According to new research by Redfin, the median U.S. asking rent fell 0.4% year over year to $1,937 in March--the first annual decline since March 2020 and the lowest median asking rent in 13 months. By comparison, rents were up 17.5% one year earlier, in March 2022.
The median asking rent in March was unchanged from February. It remained $322 higher (19.9%) than it was at the onset of the pandemic three years earlier, though wages increased at roughly the same pace during this time.
"Rents are falling, but it feels more like they're just returning to normal, which is healthy to some degree," said Dan Close, a Redfin real estate agent in Chicago, where the median asking rent in March was 9.2% lower than it was a year earlier. "It's similar to the cost of eggs. You can say egg prices are plummeting, but what's really happening is they're finally making their way back to the $3 norm instead of $5 or $6. Rents ballooned during the pandemic, and are now returning to earth."
Rents surged during the past two years because incomes increased and household formation rose as more millennials started families. But household formation is now slowing, partly because many people are opting to stay put rather than move during a time of economic uncertainty.
Rents Drop Due to Supply Glut, Inflation, Economic Uncertainty
Rents declined from a year earlier in March largely due to a surplus of supply resulting from the pandemic homebuilding boom. The number of multifamily units that went under construction and the number completed each rose to the second highest level in more than three decades in February, the latest month for which data is available. Completed residential projects in buildings with five or more units jumped 72% year over year on a seasonally-adjusted basis to 509,000, the highest level since 1987 with the exception of February 2019. Started projects in buildings with five or more units rose 14.3% to 608,000, the highest level since 1986 with the exception of April 2022.
The short-term rental market is in a similar situation. The Airbnb market is oversaturated with supply and authorities are imposing tougher restrictions on hosts in some areas, driving some owners to lower rents or sell, according to Redfin agents.
The overall rental market is also cooling because still-high rental costs, inflation, rising unemployment and recession fears are causing rental demand to ease. Rental vacancies are on the rise, prompting some landlords to cut rents and/or offer concessions like discounted parking.
Rents Declined in 13 Major U.S. Metro Areas
1. Austin, TX (-11%)
2. Chicago, IL (-9.2%)
3. New Orleans, LA (-3%)
4. Birmingham, AL (-2.9%)
5. Cincinnati, OH (-2.9%)
6. Sacramento, CA (-2.8%)
7. Las Vegas, NV (-2.4%)
8. Atlanta, GA (-2.3%)
9. Phoenix, AZ (-2.1%)
10. Baltimore, MD (-2%)
11. Minneapolis, MN (-1.6%)
12. Houston, TX (-1.5%)
13. San Antonio, TX (-1.3%)
"A lot of people in Chicago became landlords during the pandemic," Close said. "Some were looking to cash in on soaring rents.
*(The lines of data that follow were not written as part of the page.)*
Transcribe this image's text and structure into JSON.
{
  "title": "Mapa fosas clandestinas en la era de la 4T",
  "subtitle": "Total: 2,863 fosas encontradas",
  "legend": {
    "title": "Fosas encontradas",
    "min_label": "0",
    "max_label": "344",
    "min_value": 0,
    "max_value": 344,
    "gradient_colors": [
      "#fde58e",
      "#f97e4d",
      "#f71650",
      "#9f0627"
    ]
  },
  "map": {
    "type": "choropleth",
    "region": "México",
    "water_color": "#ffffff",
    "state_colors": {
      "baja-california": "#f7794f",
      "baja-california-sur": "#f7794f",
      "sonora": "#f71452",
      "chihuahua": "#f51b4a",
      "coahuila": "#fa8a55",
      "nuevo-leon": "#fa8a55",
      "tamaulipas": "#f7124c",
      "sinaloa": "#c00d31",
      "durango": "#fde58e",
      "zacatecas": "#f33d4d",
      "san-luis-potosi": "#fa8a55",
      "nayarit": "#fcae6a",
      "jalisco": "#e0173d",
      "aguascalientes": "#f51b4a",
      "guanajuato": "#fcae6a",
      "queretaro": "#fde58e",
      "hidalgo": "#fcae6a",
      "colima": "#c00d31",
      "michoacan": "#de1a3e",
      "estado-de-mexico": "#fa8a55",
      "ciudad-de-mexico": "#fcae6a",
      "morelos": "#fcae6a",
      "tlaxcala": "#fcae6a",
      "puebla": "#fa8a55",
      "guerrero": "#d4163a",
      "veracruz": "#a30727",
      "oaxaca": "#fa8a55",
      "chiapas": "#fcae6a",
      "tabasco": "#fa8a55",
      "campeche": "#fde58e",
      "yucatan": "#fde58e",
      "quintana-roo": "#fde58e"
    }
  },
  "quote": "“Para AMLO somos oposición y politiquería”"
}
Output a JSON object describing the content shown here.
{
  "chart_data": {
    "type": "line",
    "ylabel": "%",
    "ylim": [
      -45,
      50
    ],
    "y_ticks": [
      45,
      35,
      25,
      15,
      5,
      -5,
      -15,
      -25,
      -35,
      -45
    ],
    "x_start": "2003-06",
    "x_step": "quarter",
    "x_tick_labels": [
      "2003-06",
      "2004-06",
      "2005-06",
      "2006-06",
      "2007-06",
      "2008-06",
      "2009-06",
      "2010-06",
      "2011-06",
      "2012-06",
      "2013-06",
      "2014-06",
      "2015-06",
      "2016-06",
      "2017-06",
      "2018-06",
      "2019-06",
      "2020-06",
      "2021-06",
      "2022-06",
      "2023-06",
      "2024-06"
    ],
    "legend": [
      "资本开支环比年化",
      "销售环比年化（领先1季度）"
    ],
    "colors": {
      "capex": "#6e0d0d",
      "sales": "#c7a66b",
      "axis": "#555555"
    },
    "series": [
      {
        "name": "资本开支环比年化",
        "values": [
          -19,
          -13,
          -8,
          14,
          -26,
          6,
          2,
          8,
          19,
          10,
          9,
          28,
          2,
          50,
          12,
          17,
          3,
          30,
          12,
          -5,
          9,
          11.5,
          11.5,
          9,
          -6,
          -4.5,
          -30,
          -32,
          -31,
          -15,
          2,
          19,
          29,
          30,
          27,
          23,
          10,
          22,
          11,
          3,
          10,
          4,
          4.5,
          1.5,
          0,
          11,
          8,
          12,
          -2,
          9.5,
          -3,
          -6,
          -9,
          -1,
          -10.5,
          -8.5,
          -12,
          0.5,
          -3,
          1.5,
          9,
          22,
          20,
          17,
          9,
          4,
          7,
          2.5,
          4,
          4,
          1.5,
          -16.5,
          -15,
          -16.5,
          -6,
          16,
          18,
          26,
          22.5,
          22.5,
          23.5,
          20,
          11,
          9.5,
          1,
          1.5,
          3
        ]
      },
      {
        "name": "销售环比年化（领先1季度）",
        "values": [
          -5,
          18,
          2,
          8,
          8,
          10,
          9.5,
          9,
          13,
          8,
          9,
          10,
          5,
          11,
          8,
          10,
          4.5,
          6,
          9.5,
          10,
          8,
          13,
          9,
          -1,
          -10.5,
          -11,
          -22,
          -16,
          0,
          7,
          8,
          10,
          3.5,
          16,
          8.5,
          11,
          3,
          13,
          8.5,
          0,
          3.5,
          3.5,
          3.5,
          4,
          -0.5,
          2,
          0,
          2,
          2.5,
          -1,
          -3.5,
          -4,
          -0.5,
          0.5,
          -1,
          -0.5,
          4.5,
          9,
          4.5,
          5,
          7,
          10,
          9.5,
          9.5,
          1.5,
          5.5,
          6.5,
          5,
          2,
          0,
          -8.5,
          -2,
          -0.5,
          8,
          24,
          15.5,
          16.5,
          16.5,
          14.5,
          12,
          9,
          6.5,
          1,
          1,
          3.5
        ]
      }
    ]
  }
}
Some rented out their homes because selling would've meant giving up their rock-bottom mortgage rate. Others tried to sell but didn't get a satisfactory offer due to slowing homebuyer demand. Now we have a lot of rental supply, which is bringing prices down because renters have more options."
Raleigh, Cleveland Saw Largest Rent Increases
1. Raleigh, NC (16.6%)
2. Cleveland, OH (15.3%)
3. Charlotte, NC (13%)
4. Indianapolis, IN (10.5%)
5. Nashville, TN (9.6%)
6. Columbus, OH (9.4%)
7. Kansas City, MO (8.1%)
8. Riverside, CA (7.2%)
9. Denver, CO (7%)
10. St. Louis, MO (4.2%)
Three factors have driven up rents in Nashville, according to local Redfin real estate agent Jennifer Bowers: investors, high home prices and a strong local job market.
"Tons of investors bought homes in Nashville and turned them into rentals during the pandemic in order to take advantage of low mortgage rates and rising rental demand--which allowed them to jack up rents. While investors have since pumped the brakes on purchases, they haven't cut rents," Bowers said. "Demand for rentals rose in part because skyrocketing housing prices pushed homeownership out of reach for many families. Elevated mortgage rates over the last year-and-a-half have also priced buyers out."
The average 30-year-fixed mortgage rate is now 6.27%, down from a fall peak of 7.08%, but up from 5% in April 2022, which has sent the typical homebuyer's monthly payment up by nearly $300 from a year ago. While home prices have started falling on a year-over-year basis, they remain more than 30% higher than they were when the pandemic started.